I would not be surprised to learn that flat earth theories started as satire online, but it slowly turned into a theory for people who didn't know any better. I would also not be surprised to learn that QANON simply started out as trolling and morphed into the weird following it now has.
> Any community that gets its laughs by pretending to be idiots will eventually be flooded by actual idiots who mistakenly believe that they're in good company.
Since then, this has always been one of the most overused 4chan memes, with more than 100 variants of cute image macros. I always assumed it was a 4chan meme, and it was a huge surprise for me when I realized it actually came from Hacker News... Top 4chan meme from Hacker News?! It was beyond my imagination, I obviously underestimated the richness of cultural exchanges online.
And it was from a well-known x264/ffmpeg developer...
There is also an old 4chan truism from the 2010s for that, "It's Still Shitposting Even If You Are Being Ironic", also one of the most overused 4chan meme of all time, with hundreds of cute image macros [0].
Speaking of 4chan, I found its trolling and politics are extremely objectionable, yet there's a lot of psychology and sociology to be learned here, especially the mechanisms commonly found in an online community. QAnon is an excellent case study on how a self-organized online community can create an influential meme that eventually affected mass psychology.
In the case of q-anon, that is exactly what happened. 4chan trolls were throwing spaghetti at the wall, seeing what would stick. Q-anon happened to stick, and off the rails it went.
There's been a bunch of people who have had "control" over Q in the past few years. The current Q, Jim Watkins, is thankfully the laziest and most boring of them, and hopefully the entire thing fades away after the election.

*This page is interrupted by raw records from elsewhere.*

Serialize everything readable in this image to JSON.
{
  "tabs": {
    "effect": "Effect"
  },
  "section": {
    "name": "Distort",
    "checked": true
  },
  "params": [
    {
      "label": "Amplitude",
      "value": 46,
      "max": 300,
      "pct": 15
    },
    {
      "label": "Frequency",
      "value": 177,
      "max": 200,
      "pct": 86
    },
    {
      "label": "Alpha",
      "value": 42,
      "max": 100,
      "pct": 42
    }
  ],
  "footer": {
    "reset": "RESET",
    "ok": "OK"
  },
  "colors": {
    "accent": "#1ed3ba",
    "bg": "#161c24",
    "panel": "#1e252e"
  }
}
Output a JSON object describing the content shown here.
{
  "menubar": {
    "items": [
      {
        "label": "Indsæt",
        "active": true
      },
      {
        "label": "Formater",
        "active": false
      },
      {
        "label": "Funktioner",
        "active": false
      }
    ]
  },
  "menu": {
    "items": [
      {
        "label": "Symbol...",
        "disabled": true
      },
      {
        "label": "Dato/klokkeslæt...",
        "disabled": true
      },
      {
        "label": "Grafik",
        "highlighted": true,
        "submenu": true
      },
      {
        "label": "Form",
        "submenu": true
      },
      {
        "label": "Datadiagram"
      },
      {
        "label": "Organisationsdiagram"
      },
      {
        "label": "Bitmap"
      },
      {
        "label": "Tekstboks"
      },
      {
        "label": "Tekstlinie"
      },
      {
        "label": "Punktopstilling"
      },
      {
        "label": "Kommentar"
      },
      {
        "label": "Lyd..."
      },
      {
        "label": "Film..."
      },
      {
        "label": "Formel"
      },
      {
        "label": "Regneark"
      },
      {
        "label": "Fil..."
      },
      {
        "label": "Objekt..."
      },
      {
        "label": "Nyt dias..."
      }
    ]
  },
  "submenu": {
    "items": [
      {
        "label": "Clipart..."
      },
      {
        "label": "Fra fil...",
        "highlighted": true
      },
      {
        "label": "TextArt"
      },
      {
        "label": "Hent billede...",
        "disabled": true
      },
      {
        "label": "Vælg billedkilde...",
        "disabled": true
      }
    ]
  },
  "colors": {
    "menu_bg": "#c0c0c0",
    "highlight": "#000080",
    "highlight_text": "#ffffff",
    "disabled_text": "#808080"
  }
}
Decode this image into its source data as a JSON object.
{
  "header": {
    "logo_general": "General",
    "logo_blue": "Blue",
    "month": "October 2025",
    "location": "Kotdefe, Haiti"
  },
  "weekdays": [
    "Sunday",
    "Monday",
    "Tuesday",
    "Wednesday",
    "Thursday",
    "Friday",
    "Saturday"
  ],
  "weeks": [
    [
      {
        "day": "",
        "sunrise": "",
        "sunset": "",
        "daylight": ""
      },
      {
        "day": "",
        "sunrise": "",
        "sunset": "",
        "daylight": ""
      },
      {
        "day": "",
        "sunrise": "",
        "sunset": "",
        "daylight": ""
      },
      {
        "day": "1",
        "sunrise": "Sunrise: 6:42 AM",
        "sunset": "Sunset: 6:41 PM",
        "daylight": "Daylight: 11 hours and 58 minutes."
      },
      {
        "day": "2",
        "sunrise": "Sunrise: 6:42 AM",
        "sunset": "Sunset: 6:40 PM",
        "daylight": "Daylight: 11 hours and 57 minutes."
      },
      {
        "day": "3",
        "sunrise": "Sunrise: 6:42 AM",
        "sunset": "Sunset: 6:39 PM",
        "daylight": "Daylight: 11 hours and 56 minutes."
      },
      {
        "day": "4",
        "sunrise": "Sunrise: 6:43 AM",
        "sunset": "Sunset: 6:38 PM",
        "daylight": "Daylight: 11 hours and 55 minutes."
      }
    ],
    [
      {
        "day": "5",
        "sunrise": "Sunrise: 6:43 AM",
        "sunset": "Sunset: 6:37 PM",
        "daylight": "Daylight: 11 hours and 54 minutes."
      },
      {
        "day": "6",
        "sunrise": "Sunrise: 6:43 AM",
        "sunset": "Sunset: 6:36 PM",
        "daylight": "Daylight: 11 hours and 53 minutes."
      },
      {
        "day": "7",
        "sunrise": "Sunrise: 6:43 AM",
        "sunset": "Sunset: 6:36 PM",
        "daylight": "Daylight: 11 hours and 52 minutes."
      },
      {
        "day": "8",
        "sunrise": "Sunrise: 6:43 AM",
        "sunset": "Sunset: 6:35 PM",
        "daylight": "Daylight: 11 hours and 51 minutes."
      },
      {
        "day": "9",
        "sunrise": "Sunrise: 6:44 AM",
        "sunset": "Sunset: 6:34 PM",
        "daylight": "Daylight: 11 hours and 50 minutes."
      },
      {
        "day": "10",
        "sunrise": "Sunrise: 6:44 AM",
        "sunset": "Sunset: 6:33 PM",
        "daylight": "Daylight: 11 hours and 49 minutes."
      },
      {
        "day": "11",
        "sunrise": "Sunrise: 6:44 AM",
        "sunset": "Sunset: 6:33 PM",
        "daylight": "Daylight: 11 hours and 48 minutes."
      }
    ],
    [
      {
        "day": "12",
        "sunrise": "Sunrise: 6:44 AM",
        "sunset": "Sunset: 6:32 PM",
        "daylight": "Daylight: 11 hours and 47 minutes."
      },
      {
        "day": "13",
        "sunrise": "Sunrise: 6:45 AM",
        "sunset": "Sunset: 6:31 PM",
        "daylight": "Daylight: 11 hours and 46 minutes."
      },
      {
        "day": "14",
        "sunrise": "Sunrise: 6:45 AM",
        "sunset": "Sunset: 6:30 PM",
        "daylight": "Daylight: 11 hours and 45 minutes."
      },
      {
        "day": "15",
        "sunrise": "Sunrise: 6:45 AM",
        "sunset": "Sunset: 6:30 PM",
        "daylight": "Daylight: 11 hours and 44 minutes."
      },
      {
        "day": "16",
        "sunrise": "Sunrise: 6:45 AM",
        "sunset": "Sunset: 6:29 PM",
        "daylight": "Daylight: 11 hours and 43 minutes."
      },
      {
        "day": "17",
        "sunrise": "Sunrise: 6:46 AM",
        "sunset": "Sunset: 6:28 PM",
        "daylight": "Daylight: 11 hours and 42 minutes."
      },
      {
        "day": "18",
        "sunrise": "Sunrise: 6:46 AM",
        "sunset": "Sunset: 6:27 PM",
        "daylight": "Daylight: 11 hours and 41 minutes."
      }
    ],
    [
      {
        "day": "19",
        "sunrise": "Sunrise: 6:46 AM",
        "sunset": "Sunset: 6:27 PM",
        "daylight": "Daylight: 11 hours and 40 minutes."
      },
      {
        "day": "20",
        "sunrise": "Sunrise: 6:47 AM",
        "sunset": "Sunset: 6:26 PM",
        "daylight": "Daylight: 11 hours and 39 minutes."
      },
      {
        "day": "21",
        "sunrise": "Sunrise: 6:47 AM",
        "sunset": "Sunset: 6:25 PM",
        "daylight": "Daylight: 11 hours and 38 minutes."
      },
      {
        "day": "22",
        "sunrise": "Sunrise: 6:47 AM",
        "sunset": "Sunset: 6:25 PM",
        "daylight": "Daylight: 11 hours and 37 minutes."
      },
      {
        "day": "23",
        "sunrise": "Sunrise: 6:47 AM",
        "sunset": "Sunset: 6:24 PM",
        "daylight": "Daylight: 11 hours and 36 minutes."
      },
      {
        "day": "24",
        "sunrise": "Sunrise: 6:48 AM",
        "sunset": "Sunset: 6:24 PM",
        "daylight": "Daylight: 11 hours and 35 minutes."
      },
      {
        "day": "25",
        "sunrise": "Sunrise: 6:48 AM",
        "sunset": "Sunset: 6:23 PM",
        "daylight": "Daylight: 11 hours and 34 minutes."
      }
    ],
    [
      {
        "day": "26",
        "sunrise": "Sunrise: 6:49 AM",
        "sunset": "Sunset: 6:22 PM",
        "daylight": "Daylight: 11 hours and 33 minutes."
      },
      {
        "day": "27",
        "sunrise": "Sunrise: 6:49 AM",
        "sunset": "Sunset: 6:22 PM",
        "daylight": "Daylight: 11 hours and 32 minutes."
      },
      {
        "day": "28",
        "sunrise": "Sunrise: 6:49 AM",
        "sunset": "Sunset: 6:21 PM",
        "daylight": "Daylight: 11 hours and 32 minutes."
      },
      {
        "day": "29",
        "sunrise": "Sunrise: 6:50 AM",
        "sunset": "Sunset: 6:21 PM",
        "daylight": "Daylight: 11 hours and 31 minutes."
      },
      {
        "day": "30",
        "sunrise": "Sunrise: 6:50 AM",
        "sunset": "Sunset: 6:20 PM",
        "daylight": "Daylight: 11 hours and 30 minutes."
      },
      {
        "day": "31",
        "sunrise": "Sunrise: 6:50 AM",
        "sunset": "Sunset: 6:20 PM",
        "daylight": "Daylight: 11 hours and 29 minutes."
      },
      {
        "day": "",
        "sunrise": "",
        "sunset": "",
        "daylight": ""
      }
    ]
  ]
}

> 4chan trolls were throwing spaghetti at the wall, seeing what would stick. Q-anon happened to stick, and off the rails it went.
It's just like how 100% of the memes are created on 4chan, the mechanism is the same, applicable from cat pictures to political propaganda. Since 2016 or so, there has been much talk about "weaponized memes" on 4chan that was mostly a meme by itself initally (I was a witness there in 2016), but based on the situation by now it's unfortunately surely a real thing, and even MIT Technology Review has an article [0]. It feels surreal. What an interesting time to be alive! A bunch of random grassroot web dwellers can create something out of nothing by natural selection and genetic exchanges, and by attracting conspiracy zealots in this process, it will eventually become big enough to make an impact on national politics.
20 years ago, it was a Sci-Fi plot. Although Usenet already foreshadowed many social aspects of online communities (I could find conspiracy materials even from the early ARPA archives), but nowhere influential.
One comment mentioned the changed perception of free speech before and after the 2010s, and this is an important contributing factor. Perhaps the society will learn to better adapt the new meme order in another decade.